全てのアンデッドを浄化を終えると、レナは血まみれになった左手を地面から話す。闘拳を身に付けた右腕ではなく、直に掌に魔石を握りしめて無理やりに破壊したせいで魔石の破片が掌に食い込み、傷ついたらしい。それを見たルイはすぐにレナの元へ近寄り、回復魔法を施す。



「落ち着くんだレナ君、君のするべき事はあの怪物を倒す事……これ以上に無暗に魔力を消耗するのは止めるんだ」

「……はい、ありがとうございます」

「レナ君……」

「兄ちゃん……」

「レナさん……」



ルイに言われてレナは落ち着き、ミナ達は心配した表情を浮かべるが、今はルイの言う通りにケルベロスを倒すために専念しなければならない。アンデッドが出現したという事は先ほどの老人がレナ達の動きに気づき、行動を阻止させようとしている可能性が高い。

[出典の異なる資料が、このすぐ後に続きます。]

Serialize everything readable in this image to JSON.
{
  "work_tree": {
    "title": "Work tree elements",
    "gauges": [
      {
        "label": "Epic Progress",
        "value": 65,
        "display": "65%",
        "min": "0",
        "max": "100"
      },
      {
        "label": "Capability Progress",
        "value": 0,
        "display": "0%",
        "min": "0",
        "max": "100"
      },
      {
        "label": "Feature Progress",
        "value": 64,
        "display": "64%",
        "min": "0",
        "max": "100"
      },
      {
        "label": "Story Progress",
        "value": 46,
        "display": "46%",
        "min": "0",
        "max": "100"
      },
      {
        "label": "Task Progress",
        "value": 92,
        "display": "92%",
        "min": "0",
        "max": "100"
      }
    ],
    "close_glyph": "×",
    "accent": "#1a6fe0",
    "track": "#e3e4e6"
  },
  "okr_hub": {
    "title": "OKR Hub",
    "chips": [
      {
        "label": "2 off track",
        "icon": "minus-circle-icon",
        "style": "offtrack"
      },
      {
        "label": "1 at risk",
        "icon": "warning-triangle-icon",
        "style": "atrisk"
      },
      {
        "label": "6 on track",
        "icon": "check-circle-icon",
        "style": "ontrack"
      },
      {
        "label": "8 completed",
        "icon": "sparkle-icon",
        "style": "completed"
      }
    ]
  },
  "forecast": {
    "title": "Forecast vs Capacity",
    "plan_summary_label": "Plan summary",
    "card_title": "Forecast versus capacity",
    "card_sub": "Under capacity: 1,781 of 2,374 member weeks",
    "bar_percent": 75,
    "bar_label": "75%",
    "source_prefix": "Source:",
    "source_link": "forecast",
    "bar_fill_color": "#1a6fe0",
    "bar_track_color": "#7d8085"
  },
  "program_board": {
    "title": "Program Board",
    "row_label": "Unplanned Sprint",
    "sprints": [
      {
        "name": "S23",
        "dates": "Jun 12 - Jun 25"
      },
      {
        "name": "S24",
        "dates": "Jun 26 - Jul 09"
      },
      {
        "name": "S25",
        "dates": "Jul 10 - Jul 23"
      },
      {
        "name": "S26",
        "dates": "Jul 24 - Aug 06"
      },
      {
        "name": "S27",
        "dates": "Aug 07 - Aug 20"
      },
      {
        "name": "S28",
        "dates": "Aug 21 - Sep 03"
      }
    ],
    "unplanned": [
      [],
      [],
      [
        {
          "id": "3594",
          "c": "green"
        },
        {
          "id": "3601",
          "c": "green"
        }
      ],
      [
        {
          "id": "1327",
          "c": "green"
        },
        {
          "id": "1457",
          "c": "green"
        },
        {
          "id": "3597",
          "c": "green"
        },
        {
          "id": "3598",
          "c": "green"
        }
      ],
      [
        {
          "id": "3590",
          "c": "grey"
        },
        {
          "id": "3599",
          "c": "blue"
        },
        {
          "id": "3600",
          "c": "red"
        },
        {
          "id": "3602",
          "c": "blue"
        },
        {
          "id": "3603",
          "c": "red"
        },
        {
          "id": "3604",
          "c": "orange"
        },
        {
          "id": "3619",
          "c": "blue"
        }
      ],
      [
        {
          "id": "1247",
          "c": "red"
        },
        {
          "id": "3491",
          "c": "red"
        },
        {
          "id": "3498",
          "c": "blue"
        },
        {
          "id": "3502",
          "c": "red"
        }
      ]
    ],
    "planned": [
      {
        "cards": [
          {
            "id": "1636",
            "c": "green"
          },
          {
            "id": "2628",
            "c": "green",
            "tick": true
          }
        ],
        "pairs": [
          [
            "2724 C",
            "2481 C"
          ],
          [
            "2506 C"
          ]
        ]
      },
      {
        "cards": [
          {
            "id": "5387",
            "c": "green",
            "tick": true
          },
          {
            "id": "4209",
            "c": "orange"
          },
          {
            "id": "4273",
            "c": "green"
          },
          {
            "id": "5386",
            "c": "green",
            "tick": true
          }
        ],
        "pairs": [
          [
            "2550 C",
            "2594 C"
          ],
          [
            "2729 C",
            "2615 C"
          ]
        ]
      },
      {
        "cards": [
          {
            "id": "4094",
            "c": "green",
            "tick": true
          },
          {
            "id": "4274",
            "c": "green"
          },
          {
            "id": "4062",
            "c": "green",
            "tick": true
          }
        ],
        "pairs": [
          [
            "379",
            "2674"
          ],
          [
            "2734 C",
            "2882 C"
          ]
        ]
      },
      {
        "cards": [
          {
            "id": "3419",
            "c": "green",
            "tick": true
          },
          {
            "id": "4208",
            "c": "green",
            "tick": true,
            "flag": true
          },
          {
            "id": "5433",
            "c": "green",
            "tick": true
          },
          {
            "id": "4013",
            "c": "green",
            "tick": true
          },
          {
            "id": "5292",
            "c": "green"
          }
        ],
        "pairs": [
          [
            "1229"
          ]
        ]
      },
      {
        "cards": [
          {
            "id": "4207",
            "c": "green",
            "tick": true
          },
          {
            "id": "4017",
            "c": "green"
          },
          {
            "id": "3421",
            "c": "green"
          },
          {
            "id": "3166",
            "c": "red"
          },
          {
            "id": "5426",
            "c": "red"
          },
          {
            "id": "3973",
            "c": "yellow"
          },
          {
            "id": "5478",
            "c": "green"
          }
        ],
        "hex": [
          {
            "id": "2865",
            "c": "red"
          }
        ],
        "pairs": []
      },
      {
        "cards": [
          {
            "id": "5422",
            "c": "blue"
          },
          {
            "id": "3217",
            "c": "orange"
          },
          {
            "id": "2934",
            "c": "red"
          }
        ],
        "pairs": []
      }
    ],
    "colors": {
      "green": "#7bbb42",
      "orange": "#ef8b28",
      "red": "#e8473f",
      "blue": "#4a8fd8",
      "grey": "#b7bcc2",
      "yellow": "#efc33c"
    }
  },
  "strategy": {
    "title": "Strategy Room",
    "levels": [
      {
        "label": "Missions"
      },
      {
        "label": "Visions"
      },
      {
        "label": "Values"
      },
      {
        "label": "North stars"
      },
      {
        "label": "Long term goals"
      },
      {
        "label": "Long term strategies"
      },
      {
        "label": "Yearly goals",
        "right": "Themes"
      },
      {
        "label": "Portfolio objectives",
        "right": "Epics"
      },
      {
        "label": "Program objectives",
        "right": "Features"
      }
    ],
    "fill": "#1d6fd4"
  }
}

だが、逆に言えばそれはレナ達の行動を何処かで見張っている存在がいる事を証明し、すぐにルイはコネコに顔を向けた。



「コネコ君、この近くに我々の動向を探っている者がいるはずだ。そいつを見つけ出せる事は出来るかい?」

「ええっ……あたし、もう走りっぱなしできついんだけど」

「そうか、なら回復薬と回復魔法を掛けよう。それでどうにか頑張ってくれ」

「ちょ、マジかよ……くそ、また走るのか」



コネコはルイから回復薬を受け取り、ついでにブーツに装着した風属性の魔石を取り外して予備の魔石の装着を行う。この場の中で最も足が速く、勘が鋭いコネコ以外にレナ達の行動を監視する人間を見つけられる者はいない。

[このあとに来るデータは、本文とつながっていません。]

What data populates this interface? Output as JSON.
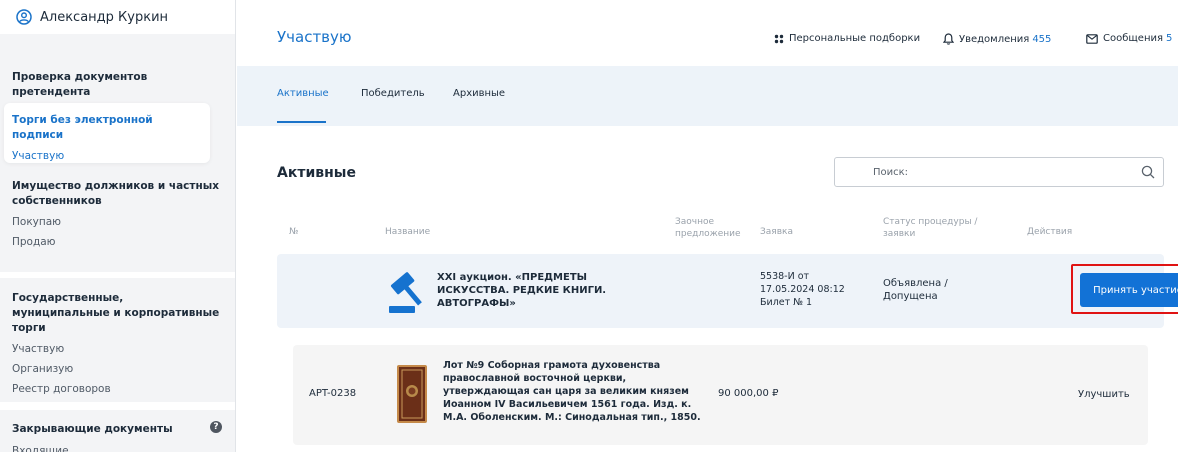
{
  "sidebar": {
    "user_name": "Александр Куркин",
    "blocks": [
      {
        "heading": "Проверка документов претендента",
        "items": []
      },
      {
        "heading": "Торги без электронной подписи",
        "items": [
          "Участвую"
        ]
      },
      {
        "heading": "Имущество должников и частных собственников",
        "items": [
          "Покупаю",
          "Продаю"
        ]
      },
      {
        "heading": "Государственные, муниципальные и корпоративные торги",
        "items": [
          "Участвую",
          "Организую",
          "Реестр договоров"
        ]
      },
      {
        "heading": "Закрывающие документы",
        "items": [
          "Входящие"
        ]
      }
    ]
  },
  "header": {
    "title": "Участвую",
    "links": {
      "collections": "Персональные подборки",
      "notifications": "Уведомления",
      "notifications_count": "455",
      "messages": "Сообщения",
      "messages_count": "5"
    }
  },
  "tabs": [
    "Активные",
    "Победитель",
    "Архивные"
  ],
  "section": {
    "title": "Активные",
    "search_placeholder": "Поиск:"
  },
  "table": {
    "columns": [
      "№",
      "Название",
      "Заочное предложение",
      "Заявка",
      "Статус процедуры / заявки",
      "Действия"
    ],
    "auction": {
      "title": "XXI аукцион. «ПРЕДМЕТЫ ИСКУССТВА. РЕДКИЕ КНИГИ. АВТОГРАФЫ»",
      "bid_line1": "5538-И от",
      "bid_line2": "17.05.2024 08:12",
      "bid_line3": "Билет № 1",
      "status_line1": "Объявлена /",
      "status_line2": "Допущена",
      "action": "Принять участие"
    },
    "lot": {
      "code": "APT-0238",
      "title": "Лот №9 Соборная грамота духовенства православной восточной церкви, утверждающая сан царя за великим князем Иоанном IV Васильевичем 1561 года. Изд. к. М.А. Оболенским. М.: Синодальная тип., 1850.",
      "price": "90 000,00 ₽",
      "action": "Улучшить"
    }
  },
  "colors": {
    "accent": "#1a73c9",
    "button": "#1272d6",
    "highlight_border": "#e01313"
  }
}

本来ならばこのような役目はシノが得意なのだが、彼女がいない以上は我儘は言えず、ルイは自分よりも範囲が広い魔力感知を行えるドリスにも声をかけた。



「ドリス君もきついだろうが手伝ってくれるか?レナ君が準備を整えるまで、僕らが守るしかないんだ」

「え、ええ……やって見せますわ」

「ぼ、僕達に出来る事はないんですか?」

「ミナ君とアルト王子はレナ君の護衛を頼む。それと……そこでへばっている子の面倒も見てくれるかい」

「う、うるせえ……」

「シャアアッ!!」



ルイは魔力切れで座り込んでいるシデに視線を向け、意識を保っているのも限界の様子だった。そんなシデに対してアルトが連れてきたヒリューが顔を覗き込むと、シデは悲鳴を上げて起き上がる。